2. (War of the Spark): Guys, I know what we need! We need a cycle of really idiotic flavor text victory cards! Jace's Triumph...
3. (War of the Spark): Lets make the format with control have even more control!
Cards like Cavern of Souls can be reprinted, as long as there isn't a huge tribal focus. Wouldn't be the first time they've reprinted cards that served no other purpose past just being reprinted like Darksteel Forge and Daybreak Coronet. And with control cards only getting worse with each coming year the "can't be countered" won't matter in the least anyways.
Also, I wouldn't be surprised if Cavern ended up as mythic in MM3. It shouldn't be mythic, but it's always good to think the worst of the two outcomes will happen. Wouldn't be the first time they've put a card at mythic just because of the price it commands.
Yeah, and to be frank I'm not even sure if Cavern of Souls would even be a problem in Frontier. It's just that it seems like over the years the design team at Wizards has been gravitating towards a new balance on the land cycles to try and prevent people from eschewing basic lands entirely. Modern right now has that problem and the only thing keeping people from going all the way into the ocean with avoiding basic lands is Blood Moon and maybe the land destruction cards. Over all it seems like from looking at the secondary market costs that strategy backfired spectacularly as it locked up sideboard slots in many deck listings for dedicated land hate. So by making lands more dependant on basics to come into play untapped they make those land hate cards a lot less of a clear sideboard staple. They also are gravitating towards stricter conditions on "comes into play tapped" as well. There is a reason they are reprinting fast lands: They unconditionally come into play tapped after turn 3 most games and are not fetchable at all.
That aside, I think wizards needs to start rarity fixing to get a price balance going on the secondary market for the mtg color wheel. Blue is just a very popular color to play and even though many of the cards in blue are not back breaking, the utility the color provides is almost universal. Unfortunately, this causes sellers to jack up prices on anything blue, let alone U/R thanks to people loving to play that color combination. I'm also investigating Frontier formats ability to counter graveyard resource utilization. In modern there are just so many hoses for graveyards the design space never got explored, but in Frontier we have a perfect storm of Delve and Delirium. Thankfully the format doesn't have the dredge mechanic in full or we'd all be jumping ship out of Frontier.

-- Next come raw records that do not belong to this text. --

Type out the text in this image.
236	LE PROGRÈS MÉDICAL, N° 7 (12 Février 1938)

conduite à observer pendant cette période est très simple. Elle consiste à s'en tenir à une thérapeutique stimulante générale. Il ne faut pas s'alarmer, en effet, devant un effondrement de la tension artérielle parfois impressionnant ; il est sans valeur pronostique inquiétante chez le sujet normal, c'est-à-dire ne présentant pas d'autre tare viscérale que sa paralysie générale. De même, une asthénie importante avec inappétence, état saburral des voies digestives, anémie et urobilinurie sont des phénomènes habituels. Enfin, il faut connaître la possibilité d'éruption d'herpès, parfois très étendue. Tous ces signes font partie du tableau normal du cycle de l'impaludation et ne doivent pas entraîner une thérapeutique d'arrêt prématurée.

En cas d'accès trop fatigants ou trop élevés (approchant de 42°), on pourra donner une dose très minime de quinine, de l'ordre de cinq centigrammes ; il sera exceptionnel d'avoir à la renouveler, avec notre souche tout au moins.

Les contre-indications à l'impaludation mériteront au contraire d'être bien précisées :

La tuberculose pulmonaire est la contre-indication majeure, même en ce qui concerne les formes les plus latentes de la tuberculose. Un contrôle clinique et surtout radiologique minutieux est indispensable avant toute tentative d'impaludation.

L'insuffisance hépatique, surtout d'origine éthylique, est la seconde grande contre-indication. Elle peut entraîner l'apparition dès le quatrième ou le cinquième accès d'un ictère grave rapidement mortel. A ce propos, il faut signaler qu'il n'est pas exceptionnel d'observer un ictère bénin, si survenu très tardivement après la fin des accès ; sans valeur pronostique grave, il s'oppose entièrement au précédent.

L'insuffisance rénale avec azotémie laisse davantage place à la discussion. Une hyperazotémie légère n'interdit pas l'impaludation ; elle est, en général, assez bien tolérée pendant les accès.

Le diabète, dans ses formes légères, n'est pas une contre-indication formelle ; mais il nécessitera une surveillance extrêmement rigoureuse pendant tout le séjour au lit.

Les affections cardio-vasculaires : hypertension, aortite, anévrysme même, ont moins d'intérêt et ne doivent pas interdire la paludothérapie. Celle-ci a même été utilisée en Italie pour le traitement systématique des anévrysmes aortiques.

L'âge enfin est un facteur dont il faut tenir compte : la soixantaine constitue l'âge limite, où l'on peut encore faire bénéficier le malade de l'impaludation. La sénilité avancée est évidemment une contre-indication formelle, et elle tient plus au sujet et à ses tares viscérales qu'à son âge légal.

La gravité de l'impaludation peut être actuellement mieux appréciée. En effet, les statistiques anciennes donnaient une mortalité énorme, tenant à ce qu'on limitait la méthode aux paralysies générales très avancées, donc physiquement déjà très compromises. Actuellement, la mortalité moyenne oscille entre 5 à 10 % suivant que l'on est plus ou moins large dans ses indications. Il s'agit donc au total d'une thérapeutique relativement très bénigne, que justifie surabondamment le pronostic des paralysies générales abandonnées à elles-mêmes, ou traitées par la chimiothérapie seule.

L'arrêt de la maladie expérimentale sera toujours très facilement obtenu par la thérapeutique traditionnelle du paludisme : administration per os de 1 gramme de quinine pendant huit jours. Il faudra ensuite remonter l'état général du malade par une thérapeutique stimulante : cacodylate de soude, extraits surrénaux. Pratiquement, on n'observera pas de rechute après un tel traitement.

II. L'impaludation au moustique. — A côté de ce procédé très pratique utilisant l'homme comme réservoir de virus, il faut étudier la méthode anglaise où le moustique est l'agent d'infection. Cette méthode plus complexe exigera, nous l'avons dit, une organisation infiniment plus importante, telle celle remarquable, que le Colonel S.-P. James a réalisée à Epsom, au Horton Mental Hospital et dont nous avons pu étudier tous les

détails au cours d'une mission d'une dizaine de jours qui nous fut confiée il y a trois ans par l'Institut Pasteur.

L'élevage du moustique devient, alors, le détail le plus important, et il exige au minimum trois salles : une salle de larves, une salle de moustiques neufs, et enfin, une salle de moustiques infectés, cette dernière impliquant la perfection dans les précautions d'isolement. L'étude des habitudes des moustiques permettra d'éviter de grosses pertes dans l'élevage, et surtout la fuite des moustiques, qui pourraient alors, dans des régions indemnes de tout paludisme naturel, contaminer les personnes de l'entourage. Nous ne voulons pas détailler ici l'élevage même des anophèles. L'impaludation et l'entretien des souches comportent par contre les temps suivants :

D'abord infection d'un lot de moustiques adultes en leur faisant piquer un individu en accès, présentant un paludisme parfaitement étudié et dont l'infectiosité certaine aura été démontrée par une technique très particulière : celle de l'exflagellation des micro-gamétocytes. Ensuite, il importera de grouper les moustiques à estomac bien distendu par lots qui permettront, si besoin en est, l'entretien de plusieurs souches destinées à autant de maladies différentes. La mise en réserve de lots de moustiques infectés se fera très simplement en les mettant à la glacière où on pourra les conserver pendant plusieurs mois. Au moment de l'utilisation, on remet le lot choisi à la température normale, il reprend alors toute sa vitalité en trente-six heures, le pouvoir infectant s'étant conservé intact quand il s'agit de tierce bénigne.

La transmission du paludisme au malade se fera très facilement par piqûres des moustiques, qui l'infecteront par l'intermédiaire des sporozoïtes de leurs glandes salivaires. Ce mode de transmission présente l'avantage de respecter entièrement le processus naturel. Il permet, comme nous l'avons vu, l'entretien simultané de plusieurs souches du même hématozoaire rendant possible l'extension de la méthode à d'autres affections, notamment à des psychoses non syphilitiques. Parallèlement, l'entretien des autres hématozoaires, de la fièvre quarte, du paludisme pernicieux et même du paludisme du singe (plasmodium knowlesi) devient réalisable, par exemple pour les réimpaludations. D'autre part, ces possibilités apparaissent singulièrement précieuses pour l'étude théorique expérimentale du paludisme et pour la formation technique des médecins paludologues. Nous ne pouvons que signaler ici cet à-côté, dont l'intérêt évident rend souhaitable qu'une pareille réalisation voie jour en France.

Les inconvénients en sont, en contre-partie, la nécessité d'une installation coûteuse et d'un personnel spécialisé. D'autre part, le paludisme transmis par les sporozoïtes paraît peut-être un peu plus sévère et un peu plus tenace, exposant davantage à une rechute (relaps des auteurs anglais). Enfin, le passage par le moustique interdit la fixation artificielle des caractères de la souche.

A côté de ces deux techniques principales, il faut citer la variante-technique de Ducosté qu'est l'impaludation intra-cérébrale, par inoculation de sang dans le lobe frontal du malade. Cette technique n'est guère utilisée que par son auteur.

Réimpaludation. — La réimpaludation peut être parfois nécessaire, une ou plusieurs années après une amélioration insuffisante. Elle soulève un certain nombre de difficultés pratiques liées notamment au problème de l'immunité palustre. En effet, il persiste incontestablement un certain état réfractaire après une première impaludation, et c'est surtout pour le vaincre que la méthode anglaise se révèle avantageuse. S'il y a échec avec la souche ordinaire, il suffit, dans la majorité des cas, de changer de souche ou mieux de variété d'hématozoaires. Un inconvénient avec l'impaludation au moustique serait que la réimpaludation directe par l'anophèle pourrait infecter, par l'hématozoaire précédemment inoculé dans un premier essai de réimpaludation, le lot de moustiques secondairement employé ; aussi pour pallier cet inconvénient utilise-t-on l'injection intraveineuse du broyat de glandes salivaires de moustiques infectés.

1. (Ravnica Allegiance): You can't keep a good esper control deck down... Or Wilderness Reclamation... or Gates...
2. (War of the Spark): Guys, I know what we need! We need a cycle of really idiotic flavor text victory cards! Jace's Triumph...
3. (War of the Spark): Lets make the format with control have even more control!
That is one problem with Frontier at the moment, and that is the lack of answers. 4 color good stuff decks are easily possible and there isn't much of a way to stop them from having access to the slew of good cards available. The only way to stop that would be to start Frontier at Origins, although that just means that Frontier would take another couple years to really get started, but would that be worth it so we don't have decks having such ease with fixing now? Only time will tell of course.
I think Frontier is a bit better than Modern. With how Standard is almost every decent card in Modern is now considered "too good" to print which means far less reprints that we desperately need, and the Masters product line just isn't cutting it, although here is to hoping MM3 can be that shot in the arm Modern needs for more people to get access to it at all. If MM3 doesn't deliver like the last three attempts then I am not going to say that is the last nail in the coffin for the format as a whole.